A Bizarre Change
But by the late 1990s, during America’s post-cold-war triumphalist moment, Senator McCain gradually but decisively moved away from his realist roots and became an enthusiastic champion of an ideological interventionist agenda. To be fair, many in the political center, including key Republican realists, came to believe that, as the only superpower, the United States was both able and entitled to reshape the world without paying a prohibitive price. ~The National Interest
McCain’s move from hawkish realism, which prompted him to criticize deployments to Lebanon and Somalia, to super-hawkish interventionism can be overstated, but it is clear that during the Balkan Wars McCain abandoned any hint of realism. Complicating matters, McCain was correct in his arguments against intervening in Lebanon and Somalia, which sounded eerily similar to many conservative arguments against invading Iraq. At one time, he was wary of intervention because of the intractability of local conflicts, our lack of understanding of the divisions in a very different foreign society, and the lack of clear objectives and direct connection to the national interest, but cast all of that aside to support intervention in the Balkans of all places. Since then, there has never been a major deployment or use of force that he has opposed. No one denies that there has been a shift in his views, but as far as I know what no one seems to be able to account for is why, aside from opportunism or perceived political advantage, he came to side with the very kinds of people who would not only have wanted to go into Lebanon and Somalia but who also regularly decry the subsequent withdrawals from those places as invitations to attack.

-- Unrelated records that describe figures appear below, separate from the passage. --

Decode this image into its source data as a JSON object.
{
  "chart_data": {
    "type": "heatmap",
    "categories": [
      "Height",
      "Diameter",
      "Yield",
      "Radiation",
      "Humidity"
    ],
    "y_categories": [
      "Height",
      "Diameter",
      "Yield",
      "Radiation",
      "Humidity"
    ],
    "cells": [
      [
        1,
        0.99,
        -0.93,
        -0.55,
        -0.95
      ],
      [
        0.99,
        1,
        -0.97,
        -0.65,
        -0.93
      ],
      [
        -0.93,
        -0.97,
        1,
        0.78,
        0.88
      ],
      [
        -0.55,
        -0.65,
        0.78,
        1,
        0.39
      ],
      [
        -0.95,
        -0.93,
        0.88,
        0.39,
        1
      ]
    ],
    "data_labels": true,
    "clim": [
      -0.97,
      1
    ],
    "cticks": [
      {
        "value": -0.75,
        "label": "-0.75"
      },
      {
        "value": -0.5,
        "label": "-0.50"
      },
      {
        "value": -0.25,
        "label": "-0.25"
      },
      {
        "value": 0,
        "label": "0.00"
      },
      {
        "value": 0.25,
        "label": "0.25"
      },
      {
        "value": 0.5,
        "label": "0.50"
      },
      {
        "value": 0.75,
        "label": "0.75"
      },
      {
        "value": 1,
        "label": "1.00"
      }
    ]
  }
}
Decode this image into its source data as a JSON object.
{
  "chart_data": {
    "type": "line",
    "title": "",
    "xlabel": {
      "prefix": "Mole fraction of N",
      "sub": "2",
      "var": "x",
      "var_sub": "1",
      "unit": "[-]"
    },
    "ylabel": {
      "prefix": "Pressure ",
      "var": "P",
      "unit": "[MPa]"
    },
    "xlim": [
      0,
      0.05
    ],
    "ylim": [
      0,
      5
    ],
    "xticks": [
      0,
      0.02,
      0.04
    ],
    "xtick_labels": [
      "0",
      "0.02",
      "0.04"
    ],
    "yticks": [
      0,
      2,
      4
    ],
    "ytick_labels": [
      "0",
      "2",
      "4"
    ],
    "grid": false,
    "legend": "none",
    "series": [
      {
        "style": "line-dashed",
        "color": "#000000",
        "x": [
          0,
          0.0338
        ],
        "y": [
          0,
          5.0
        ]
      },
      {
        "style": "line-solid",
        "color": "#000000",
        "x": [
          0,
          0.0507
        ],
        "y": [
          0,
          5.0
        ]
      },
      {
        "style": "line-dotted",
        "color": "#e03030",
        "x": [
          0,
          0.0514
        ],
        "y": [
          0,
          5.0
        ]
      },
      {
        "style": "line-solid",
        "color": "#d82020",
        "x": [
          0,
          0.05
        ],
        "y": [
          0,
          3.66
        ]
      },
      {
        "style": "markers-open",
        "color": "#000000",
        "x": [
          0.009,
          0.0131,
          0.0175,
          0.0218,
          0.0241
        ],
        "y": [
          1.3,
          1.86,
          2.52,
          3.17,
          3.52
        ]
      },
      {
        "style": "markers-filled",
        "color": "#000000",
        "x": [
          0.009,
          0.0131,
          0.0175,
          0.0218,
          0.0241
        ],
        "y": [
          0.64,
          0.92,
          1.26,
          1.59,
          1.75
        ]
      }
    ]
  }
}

No one denies that there has been a shift in his views, but as far as I know what no one seems to be able to account for is why, aside from opportunism or perceived political advantage, he came to side with the very kinds of people who would not only have wanted to go into Lebanon and Somalia but who also regularly decry the subsequent withdrawals from those places as invitations to attack.
It seems possible to explain this as a product of McCain’s militarism and his generally confrontational personality. Earlier in his career his militarism found an outlet in anti-Communism, which may have made him reluctant to get the military bogged down in missions that had little to do with confronting the Soviets. But in the absence of a clear threat his militarism and self-righteousness eventually sought an outlet in any place where the US could claim to be defending a noble cause, demonstrating its strength and determination, etc.
McCain’s like a drunk guy who started off the evening mixing it up with another confrontational drunk, but who finishes the night looking for any pretext to sucker-punch the closest convenient target.
I’d second that – McCain swallowed the ‘hyperpower’ or ‘sole power’ theory, and figured that whipping the Ruskies cleared the field to take on everybody else as we pleased.